Slightly worn; quite browned; offsetting from contact with another leaf of textual manuscript creating a slightly bleached appearance; small binding holes and fraying to left edge. Partial watermark, most probably of the English paper maker J. Whatman.
Provenance
Christie's Rome, 13 December 2001, Lot 337
Lucia di Lammermoor, with a libretto by Salvatore Cammarano, was first performed in Naples at the Teatro San Carlo on 26 September 1835.
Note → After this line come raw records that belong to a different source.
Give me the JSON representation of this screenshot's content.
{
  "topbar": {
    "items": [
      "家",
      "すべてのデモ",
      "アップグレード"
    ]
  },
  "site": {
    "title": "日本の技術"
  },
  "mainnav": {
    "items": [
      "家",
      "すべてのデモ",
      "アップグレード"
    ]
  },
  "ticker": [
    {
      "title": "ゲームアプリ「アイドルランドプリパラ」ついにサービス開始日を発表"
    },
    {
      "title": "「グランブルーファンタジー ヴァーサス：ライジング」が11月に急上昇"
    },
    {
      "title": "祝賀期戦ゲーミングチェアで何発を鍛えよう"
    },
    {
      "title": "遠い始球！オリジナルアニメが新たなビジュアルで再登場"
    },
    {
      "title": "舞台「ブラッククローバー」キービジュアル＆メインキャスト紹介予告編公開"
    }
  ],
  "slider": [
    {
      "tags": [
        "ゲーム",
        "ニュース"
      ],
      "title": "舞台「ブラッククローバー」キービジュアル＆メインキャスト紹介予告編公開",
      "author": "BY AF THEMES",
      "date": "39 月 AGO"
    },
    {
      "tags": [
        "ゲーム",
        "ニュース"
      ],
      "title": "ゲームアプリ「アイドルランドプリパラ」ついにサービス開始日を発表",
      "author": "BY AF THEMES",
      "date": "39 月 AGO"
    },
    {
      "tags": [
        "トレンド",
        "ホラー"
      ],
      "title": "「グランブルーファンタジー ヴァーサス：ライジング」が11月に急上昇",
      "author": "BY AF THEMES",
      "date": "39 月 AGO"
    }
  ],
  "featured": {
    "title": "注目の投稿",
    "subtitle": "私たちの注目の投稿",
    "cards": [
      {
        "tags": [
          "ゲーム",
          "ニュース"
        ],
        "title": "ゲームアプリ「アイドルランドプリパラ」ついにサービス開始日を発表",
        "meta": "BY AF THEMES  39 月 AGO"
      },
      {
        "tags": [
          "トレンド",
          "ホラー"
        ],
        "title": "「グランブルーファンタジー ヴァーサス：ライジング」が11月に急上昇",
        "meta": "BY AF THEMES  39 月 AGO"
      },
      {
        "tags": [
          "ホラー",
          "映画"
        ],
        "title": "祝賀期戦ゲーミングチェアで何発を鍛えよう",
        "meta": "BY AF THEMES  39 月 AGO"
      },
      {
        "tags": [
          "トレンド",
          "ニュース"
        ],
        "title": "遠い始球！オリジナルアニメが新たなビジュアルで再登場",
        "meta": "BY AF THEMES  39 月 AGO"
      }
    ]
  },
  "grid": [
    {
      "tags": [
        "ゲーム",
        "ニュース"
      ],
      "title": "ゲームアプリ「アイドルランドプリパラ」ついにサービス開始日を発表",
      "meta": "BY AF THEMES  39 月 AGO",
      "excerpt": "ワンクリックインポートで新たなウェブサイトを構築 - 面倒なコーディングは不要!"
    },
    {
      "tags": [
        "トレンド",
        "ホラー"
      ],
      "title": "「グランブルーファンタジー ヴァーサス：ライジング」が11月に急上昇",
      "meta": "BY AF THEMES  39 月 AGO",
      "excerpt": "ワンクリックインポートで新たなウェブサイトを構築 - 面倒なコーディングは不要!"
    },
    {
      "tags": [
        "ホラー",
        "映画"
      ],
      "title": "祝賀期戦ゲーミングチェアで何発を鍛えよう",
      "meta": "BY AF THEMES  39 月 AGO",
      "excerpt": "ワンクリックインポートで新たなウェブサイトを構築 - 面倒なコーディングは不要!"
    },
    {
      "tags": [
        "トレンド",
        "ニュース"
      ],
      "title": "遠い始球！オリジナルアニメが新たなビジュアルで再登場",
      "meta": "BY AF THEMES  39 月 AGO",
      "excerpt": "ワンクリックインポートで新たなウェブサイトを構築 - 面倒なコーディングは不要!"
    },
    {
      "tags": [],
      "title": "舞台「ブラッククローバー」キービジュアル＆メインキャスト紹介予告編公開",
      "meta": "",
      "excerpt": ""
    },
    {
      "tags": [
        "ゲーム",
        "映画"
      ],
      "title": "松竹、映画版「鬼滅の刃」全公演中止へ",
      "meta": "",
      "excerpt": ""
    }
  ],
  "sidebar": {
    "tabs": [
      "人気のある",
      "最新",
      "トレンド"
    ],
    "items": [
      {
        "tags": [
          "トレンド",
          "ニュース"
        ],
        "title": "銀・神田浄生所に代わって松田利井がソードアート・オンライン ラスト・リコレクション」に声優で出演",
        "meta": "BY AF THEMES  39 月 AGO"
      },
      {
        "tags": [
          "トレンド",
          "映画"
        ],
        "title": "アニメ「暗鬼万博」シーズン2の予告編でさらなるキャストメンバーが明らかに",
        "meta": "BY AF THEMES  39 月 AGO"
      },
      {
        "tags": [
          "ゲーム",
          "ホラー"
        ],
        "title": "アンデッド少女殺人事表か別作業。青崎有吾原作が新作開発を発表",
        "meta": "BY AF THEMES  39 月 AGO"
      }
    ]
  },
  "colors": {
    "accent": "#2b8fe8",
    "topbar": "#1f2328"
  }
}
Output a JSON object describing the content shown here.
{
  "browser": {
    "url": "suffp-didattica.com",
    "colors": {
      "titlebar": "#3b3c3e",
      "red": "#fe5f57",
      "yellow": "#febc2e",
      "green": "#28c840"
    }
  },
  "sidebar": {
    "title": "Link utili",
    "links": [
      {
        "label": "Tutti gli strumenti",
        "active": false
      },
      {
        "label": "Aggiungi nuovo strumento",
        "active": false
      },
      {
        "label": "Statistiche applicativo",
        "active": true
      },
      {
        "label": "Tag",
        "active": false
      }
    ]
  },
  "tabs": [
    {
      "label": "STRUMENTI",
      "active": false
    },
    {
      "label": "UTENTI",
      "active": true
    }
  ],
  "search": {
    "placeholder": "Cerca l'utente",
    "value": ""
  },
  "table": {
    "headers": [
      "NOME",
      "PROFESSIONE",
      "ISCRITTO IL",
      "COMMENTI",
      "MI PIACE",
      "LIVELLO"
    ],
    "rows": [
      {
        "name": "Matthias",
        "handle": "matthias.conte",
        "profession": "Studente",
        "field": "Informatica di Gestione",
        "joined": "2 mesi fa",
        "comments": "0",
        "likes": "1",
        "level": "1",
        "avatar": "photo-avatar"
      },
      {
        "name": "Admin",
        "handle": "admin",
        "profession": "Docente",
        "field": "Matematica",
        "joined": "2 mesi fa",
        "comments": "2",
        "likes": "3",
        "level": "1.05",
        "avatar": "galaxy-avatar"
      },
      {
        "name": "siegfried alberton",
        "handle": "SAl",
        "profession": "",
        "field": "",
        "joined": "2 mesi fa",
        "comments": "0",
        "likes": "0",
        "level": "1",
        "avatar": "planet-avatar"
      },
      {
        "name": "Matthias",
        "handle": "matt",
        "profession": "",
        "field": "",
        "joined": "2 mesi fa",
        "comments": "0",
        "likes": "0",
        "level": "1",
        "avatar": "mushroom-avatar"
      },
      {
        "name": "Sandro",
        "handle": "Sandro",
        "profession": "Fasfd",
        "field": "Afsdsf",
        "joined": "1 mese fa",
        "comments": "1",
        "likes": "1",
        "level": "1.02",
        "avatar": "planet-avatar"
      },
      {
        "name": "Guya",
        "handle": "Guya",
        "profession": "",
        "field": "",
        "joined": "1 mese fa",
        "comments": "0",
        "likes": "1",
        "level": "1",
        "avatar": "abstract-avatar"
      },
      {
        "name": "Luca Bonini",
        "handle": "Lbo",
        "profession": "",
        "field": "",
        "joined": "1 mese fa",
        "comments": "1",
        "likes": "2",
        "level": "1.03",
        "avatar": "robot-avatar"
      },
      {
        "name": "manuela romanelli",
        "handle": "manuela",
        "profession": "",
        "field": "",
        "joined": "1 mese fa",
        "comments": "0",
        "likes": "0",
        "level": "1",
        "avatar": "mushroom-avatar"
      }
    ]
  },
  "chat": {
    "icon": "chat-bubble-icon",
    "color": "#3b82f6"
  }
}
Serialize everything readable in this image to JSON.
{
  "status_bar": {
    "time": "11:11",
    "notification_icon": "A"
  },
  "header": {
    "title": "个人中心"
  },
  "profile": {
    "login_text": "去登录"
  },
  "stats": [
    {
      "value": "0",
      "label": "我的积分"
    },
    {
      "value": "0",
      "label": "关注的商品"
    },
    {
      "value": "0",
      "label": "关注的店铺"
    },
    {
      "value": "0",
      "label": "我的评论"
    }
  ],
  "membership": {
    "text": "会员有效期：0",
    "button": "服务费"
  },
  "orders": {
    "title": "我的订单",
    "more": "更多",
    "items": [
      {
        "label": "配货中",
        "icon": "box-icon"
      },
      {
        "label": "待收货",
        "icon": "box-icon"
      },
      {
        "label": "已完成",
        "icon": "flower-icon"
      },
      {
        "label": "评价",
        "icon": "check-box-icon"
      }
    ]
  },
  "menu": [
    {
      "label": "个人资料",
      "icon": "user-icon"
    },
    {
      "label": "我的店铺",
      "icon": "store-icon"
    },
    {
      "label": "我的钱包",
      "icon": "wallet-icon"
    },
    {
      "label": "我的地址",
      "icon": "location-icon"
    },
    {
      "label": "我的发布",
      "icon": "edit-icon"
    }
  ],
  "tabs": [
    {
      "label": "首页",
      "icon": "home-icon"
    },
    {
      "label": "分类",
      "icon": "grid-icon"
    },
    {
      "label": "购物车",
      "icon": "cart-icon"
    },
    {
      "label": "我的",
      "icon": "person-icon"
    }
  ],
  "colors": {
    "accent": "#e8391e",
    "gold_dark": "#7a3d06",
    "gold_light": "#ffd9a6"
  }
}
"[It] ... very quickly became one of the most universally popular operas of the nineteenth century. ... Donizetti himself, writing to Ricordi three days after the première, was in a rare state of excited exaltation: 'Lucia di Lammermoor went on ... It pleased, and it pleased very much, if I am to believe in the applause and the compliments I received. I was called out many times, the singers even more often. ... Its title role has been impersonated by almost every soprano since 1835 who has supposed herself (or has been supposed by others) to have sufficient agility and enough dependable very high tones; the role of Edgardo has been favored by most of the non-Wagnerian tenors ... The opera's second-act sextet, 'Chi mi frena in tal momento,' achieved an almost unique universal familiarity ... The 'Mad Scene' became the chosen proving ground and applause-gatherer for an apparently unending succession of prima donnas. ... With Rossini operatically inactive and Bellini dead, Lucia di Lammermoor went far toward establishing Donizetti as the most eagerly sought-for of living Italian composers of opera - and therefore of all Italian composers - for the rest of his active life." Weinstock: Donizetti, pp. 110-111
The artist was presumably a member of the historic Italian family, De Vera d'Aragona of Naples.
A unique and attractive document, despite defects as noted.